Finding a seat at the Cap roadshow meeting at the Thainstone Centre on Tuesday was as difficult as trying to make sense of the government’s attempt to implement Cap reform in Scotland.
More than 500 farmers crammed into one of ANM’s sales rings in the hope of finding that Eureka moment for the new Cap. Yet I’m sure most, myself included, came away with more unanswered questions than they arrived with and a feeling of frustration at the sheer complexity of the new system.
Phrases like “our estimates suggest”, “we are still awaiting clarity on that” and “the rules are yet to be defined” were batted around throughout the two-hour meeting.
With the basis of the historic element of the new payments systems up in the air – European officials are questioning the government’s so-called 2013/15 rule – and a lack of detail surrounding the eligibility rules for the National Reserve, which are yet to be sent to the EU for approval, it is no wonder farmers are looking more grumpy than usual.

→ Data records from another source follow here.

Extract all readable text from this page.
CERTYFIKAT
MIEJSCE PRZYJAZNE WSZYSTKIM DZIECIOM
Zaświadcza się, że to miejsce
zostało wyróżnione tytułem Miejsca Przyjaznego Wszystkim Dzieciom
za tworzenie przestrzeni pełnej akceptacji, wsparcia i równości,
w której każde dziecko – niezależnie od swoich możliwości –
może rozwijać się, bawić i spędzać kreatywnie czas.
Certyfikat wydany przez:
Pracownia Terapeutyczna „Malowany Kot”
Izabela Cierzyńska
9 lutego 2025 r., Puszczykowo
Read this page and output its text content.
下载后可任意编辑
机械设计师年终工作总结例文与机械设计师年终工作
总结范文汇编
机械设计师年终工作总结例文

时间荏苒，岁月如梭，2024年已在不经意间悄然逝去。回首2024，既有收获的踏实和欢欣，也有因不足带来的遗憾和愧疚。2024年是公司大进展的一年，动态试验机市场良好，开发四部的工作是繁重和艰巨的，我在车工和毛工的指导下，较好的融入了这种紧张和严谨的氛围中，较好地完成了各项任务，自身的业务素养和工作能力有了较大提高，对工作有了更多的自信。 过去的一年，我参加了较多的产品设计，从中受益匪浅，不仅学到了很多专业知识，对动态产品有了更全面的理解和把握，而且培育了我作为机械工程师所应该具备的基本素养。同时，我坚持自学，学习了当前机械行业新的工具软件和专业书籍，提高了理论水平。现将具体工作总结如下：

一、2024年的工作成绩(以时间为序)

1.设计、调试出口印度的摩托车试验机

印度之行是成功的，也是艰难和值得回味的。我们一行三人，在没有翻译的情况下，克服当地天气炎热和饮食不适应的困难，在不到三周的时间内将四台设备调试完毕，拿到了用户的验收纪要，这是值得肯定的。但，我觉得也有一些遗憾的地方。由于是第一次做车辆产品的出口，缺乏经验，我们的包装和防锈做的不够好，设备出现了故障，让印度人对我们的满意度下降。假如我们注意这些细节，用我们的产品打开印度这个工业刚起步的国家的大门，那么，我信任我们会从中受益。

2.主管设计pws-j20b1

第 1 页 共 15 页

And for those expecting a gentle move from historic to area-based payments, the prospect of a near 50% drop to the historic element of their payment from year one will come as a shock.
Facing Farm Minister Richard Lochhead at the AgriScot event in Edinburgh on Wednesday, NFU Scotland president Nigel Miller said farmers in Moray could see their subsidy cut by as much as 30% next year.
In a hard-hitting attack on the minister and his team, Mr Miller said an example of this initial drop in payments could see someone with a £319 (400 euros) per hectare payment in 2013 receive only £180 (225 euros) per hectare in 2015.
The current level of uncertainty and lack of detail surrounding the new system doesn’t bode well for Scottish agriculture.
If I was running a farm business and reliant on subsidy support to make ends meet I’d be speaking with my bank to ensure plans were in place for delayed payments next year.